Member of the Chamber of Deputies
- In office 15 May 1941 – 15 May 1945
- Constituency: 7th Departmental Group: Metropolitan 3rd District (Puente Alto)

Personal details
- Born: 9 October 1916 Pirque, Chile
- Died: 6 July 1973 (aged 56) Puente Alto, Chile
- Party: Socialist Party
- Spouse: Josefina Marchant Pérez
- Profession: Public works contractor; Taxi guild leader

= José Acevedo Briones =

Chilean politician (1916–1973)

José Acevedo Briones (9 October 1916 – 6 July 1973) was a Chilean politician and member of the Socialist Party of Chile.

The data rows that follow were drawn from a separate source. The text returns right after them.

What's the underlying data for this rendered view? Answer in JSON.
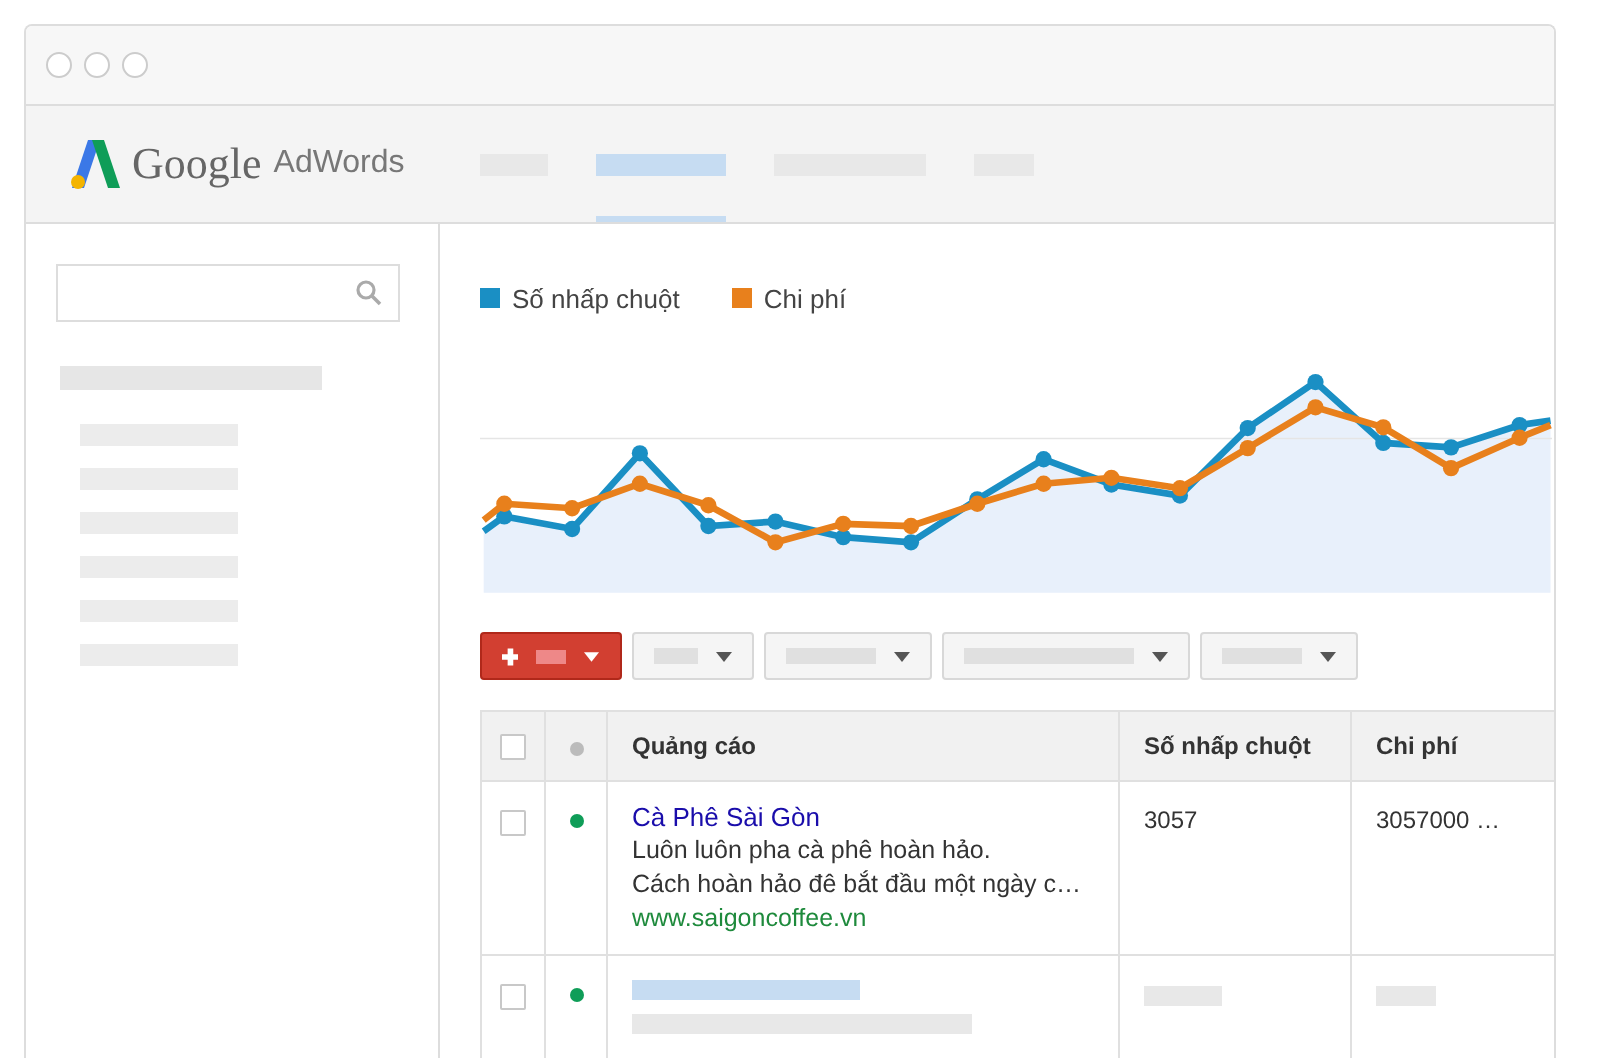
{
  "header": {
    "logo": {
      "brand": "Google",
      "product": "AdWords"
    },
    "tabs": [
      {
        "selected": false
      },
      {
        "selected": true
      },
      {
        "selected": false
      },
      {
        "selected": false
      }
    ]
  },
  "chart": {
    "legend": [
      {
        "label": "Số nhấp chuột",
        "color": "#1a8fc4"
      },
      {
        "label": "Chi phí",
        "color": "#e8801c"
      }
    ]
  },
  "table": {
    "header_checked": false,
    "columns": [
      "Quảng cáo",
      "Số nhấp chuột",
      "Chi phí"
    ],
    "rows": [
      {
        "kind": "ad",
        "checked": false,
        "color": "#0f9d58",
        "title": "Cà Phê Sài Gòn",
        "lines": [
          "Luôn luôn pha cà phê hoàn hảo.",
          "Cách hoàn hảo đê bắt đầu một ngày c…"
        ],
        "url": "www.saigoncoffee.vn",
        "clicks": "3057",
        "cost": "3057000 …"
      },
      {
        "kind": "placeholder",
        "checked": false,
        "color": "#0f9d58"
      }
    ]
  }
}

He served as a Deputy in the Chamber of Deputies during the XXXIX Legislative Period of the National Congress of Chile (1941–1945), representing the 7th Departmental Group, corresponding to the Metropolitan 3rd District (Puente Alto).

== Early life and career ==
Acevedo was born in Fundo Santa Rita, Pirque, to Juvenal Acevedo Pinto and Carmen Briones Galaz. He married Josefina Marchant Pérez in 1938.

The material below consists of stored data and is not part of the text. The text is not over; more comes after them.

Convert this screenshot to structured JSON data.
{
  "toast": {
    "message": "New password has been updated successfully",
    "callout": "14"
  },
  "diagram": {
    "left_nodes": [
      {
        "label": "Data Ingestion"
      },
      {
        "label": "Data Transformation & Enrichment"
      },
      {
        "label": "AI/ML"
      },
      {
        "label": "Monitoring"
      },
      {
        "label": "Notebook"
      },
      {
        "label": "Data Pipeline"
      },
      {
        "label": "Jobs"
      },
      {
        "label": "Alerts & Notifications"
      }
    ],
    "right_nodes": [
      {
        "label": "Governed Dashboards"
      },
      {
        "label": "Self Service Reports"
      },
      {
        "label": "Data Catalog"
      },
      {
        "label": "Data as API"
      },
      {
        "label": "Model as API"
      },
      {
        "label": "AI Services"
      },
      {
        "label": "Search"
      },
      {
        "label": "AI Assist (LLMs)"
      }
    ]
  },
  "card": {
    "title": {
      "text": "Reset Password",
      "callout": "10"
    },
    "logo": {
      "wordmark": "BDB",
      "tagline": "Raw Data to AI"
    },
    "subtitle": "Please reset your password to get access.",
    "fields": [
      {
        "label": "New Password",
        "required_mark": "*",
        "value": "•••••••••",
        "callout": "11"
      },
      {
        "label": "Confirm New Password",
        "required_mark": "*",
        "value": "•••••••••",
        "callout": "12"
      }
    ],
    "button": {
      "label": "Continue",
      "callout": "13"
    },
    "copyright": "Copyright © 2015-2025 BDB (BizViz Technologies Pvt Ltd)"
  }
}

He studied at the night school of Puente Alto and worked as a public works contractor in river defence and land movement projects. He also worked as a taxi driver and became President of the Taxi Association of Puente Alto.

== Political career ==
A member of the Socialist Party (PS), Acevedo served as a Municipal Councillor (Regidor) of Puente Alto from 1937 to 1940.

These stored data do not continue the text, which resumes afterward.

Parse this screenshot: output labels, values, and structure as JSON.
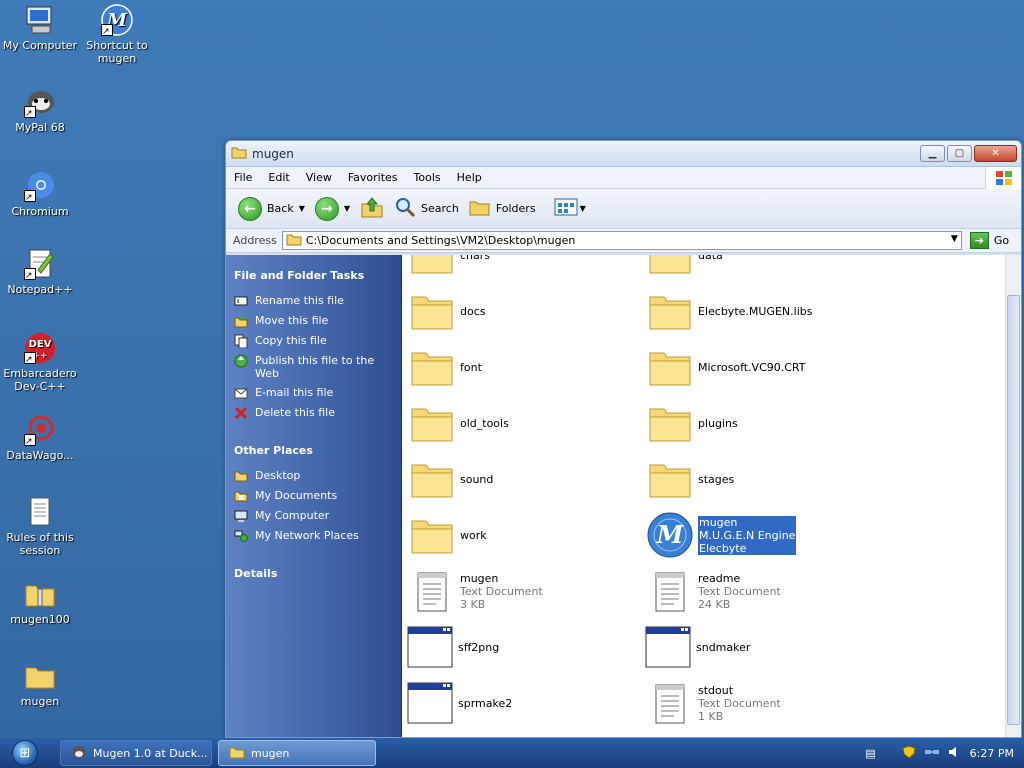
{
  "desktop": {
    "icons": [
      {
        "label": "My Computer"
      },
      {
        "label": "Shortcut to mugen"
      },
      {
        "label": "MyPal 68"
      },
      {
        "label": "Chromium"
      },
      {
        "label": "Notepad++"
      },
      {
        "label": "Embarcadero Dev-C++"
      },
      {
        "label": "DataWago..."
      },
      {
        "label": "Rules of this session"
      },
      {
        "label": "mugen100"
      },
      {
        "label": "mugen"
      }
    ]
  },
  "window": {
    "title": "mugen",
    "menu": [
      "File",
      "Edit",
      "View",
      "Favorites",
      "Tools",
      "Help"
    ],
    "toolbar": {
      "back": "Back",
      "search": "Search",
      "folders": "Folders"
    },
    "address": {
      "label": "Address",
      "value": "C:\\Documents and Settings\\VM2\\Desktop\\mugen",
      "go": "Go"
    },
    "taskpane": {
      "file_tasks_title": "File and Folder Tasks",
      "file_tasks": [
        "Rename this file",
        "Move this file",
        "Copy this file",
        "Publish this file to the Web",
        "E-mail this file",
        "Delete this file"
      ],
      "other_places_title": "Other Places",
      "other_places": [
        "Desktop",
        "My Documents",
        "My Computer",
        "My Network Places"
      ],
      "details_title": "Details"
    },
    "files": [
      {
        "name": "chars",
        "type": "folder"
      },
      {
        "name": "data",
        "type": "folder"
      },
      {
        "name": "docs",
        "type": "folder"
      },
      {
        "name": "Elecbyte.MUGEN.libs",
        "type": "folder"
      },
      {
        "name": "font",
        "type": "folder"
      },
      {
        "name": "Microsoft.VC90.CRT",
        "type": "folder"
      },
      {
        "name": "old_tools",
        "type": "folder"
      },
      {
        "name": "plugins",
        "type": "folder"
      },
      {
        "name": "sound",
        "type": "folder"
      },
      {
        "name": "stages",
        "type": "folder"
      },
      {
        "name": "work",
        "type": "folder"
      },
      {
        "name": "mugen",
        "line2": "M.U.G.E.N Engine",
        "line3": "Elecbyte",
        "type": "exe"
      },
      {
        "name": "mugen",
        "line2": "Text Document",
        "line3": "3 KB",
        "type": "txt"
      },
      {
        "name": "readme",
        "line2": "Text Document",
        "line3": "24 KB",
        "type": "txt"
      },
      {
        "name": "sff2png",
        "type": "app"
      },
      {
        "name": "sndmaker",
        "type": "app"
      },
      {
        "name": "sprmake2",
        "type": "app"
      },
      {
        "name": "stdout",
        "line2": "Text Document",
        "line3": "1 KB",
        "type": "txt"
      }
    ]
  },
  "taskbar": {
    "buttons": [
      "Mugen 1.0 at Duck...",
      "mugen"
    ],
    "clock": "6:27 PM"
  },
  "colors": {
    "selection": "#316ac5",
    "taskpane": "#3d5ea3",
    "desktop": "#3a6ea5"
  }
}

He was elected Deputy for the 7th Departmental Group (Metropolitan 3rd District: Puente Alto) for the 1941–1945 term. During his tenure he served on the Standing Committee on Agriculture and Colonisation.

He was appointed Governor of the province of Arauco from 1945 to 1949.

Later, during the 1950s, he was active in trade union work, and in 1964 he took part in the presidential campaign of Salvador Allende. He subsequently retired from political life.